IFIC data shows money market funds are back in favour
The divergence of mutual funds and ETFs continued in May, according to the latest data from the Investment Funds Institute of Canada.
Mutual funds posted net redemptions of $1.8 billion. It was a smaller figure than in April ($2.7 billion) helped by a bounceback for bond ($1.3 billion net sales vs. $366 million in April) and money market funds ($464 million sales vs. $281 net redemptions).
Balanced funds posted net redemptions of $3.3 billion, down from $3.5 billion in April, but net redemptions for equities was far larger than in the previous month ($920 million vs. $14 million), and specialty fund net sales were down slightly ($623 million vs. $720 million).
Mutual fund total assets reached their second highest monthly level ever behind December 2021 as positive market performance added $44.4 billion, a 2.2% rise to $2.06 trillion. These funds had been negative for three consecutive months, but in May just over half of all money market funds experienced positive inflows. However, year-to-date net sales are 92% down from the same period in 2023.
ETFs
Meanwhile, Canadian ETFs recorded another month of strong net sales at $4.4 billion but slipping from April’s $5.5 billion.

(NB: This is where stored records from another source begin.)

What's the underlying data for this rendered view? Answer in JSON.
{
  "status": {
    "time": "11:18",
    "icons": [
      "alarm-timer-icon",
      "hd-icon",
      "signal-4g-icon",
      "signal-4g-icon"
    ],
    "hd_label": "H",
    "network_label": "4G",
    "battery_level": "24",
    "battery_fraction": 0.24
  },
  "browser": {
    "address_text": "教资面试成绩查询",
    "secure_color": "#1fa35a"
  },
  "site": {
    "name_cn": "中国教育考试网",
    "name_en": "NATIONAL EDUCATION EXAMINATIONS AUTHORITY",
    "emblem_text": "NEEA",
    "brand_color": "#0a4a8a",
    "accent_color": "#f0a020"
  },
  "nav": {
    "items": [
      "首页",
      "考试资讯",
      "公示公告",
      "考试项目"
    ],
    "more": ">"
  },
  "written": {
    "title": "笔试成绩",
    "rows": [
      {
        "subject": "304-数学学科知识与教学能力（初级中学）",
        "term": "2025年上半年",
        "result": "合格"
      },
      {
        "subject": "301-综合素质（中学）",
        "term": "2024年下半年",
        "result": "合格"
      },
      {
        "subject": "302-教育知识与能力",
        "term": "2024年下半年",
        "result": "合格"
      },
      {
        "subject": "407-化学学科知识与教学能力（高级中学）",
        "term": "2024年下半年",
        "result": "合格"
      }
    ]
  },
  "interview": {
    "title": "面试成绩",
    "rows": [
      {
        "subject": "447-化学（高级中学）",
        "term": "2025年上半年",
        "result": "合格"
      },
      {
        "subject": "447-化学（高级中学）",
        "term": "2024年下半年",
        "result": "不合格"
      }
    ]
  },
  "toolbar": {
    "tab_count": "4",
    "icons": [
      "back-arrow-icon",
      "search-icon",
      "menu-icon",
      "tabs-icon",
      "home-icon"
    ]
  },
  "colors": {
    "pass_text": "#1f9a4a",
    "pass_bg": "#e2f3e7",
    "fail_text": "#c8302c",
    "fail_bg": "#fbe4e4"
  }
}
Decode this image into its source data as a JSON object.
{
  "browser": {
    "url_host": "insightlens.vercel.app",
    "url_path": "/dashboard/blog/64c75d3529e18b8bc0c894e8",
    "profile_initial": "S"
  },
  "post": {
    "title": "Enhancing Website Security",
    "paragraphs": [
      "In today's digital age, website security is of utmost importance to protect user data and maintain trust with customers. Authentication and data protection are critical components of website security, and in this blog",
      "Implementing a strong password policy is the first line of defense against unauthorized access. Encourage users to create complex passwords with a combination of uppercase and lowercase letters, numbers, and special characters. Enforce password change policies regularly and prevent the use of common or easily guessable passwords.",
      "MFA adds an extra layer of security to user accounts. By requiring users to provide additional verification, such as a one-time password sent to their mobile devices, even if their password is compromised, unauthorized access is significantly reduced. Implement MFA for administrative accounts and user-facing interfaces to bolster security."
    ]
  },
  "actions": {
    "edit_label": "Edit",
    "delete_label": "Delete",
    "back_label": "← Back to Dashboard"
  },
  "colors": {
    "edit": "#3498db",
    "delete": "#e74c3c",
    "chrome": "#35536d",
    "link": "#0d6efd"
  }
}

Unlike mutuals, ETFs posted net sales across all major asset classes, although all were lower than in the previous month, significantly for equities ($2.8 billion in May vs. $4 billion in April), and to a lesser extend for bonds ($1.3 billion vs. $1.7 billion). Balanced ($243 million vs. $362 million) and specialty ($22 million vs. $82 million) also recorded lower totals.
The exception was money market funds, which reversed $747 million net redemptions in April with May’s $86 million net sales.
ETF assets totalled $429.2 billion at the end of May, up by $15.6 billion or 3.8%. Year-to-date ETF assets grew by $47.2 billion or 12.4 per cent, which is close to double the growth in absolute terms compared to 2023.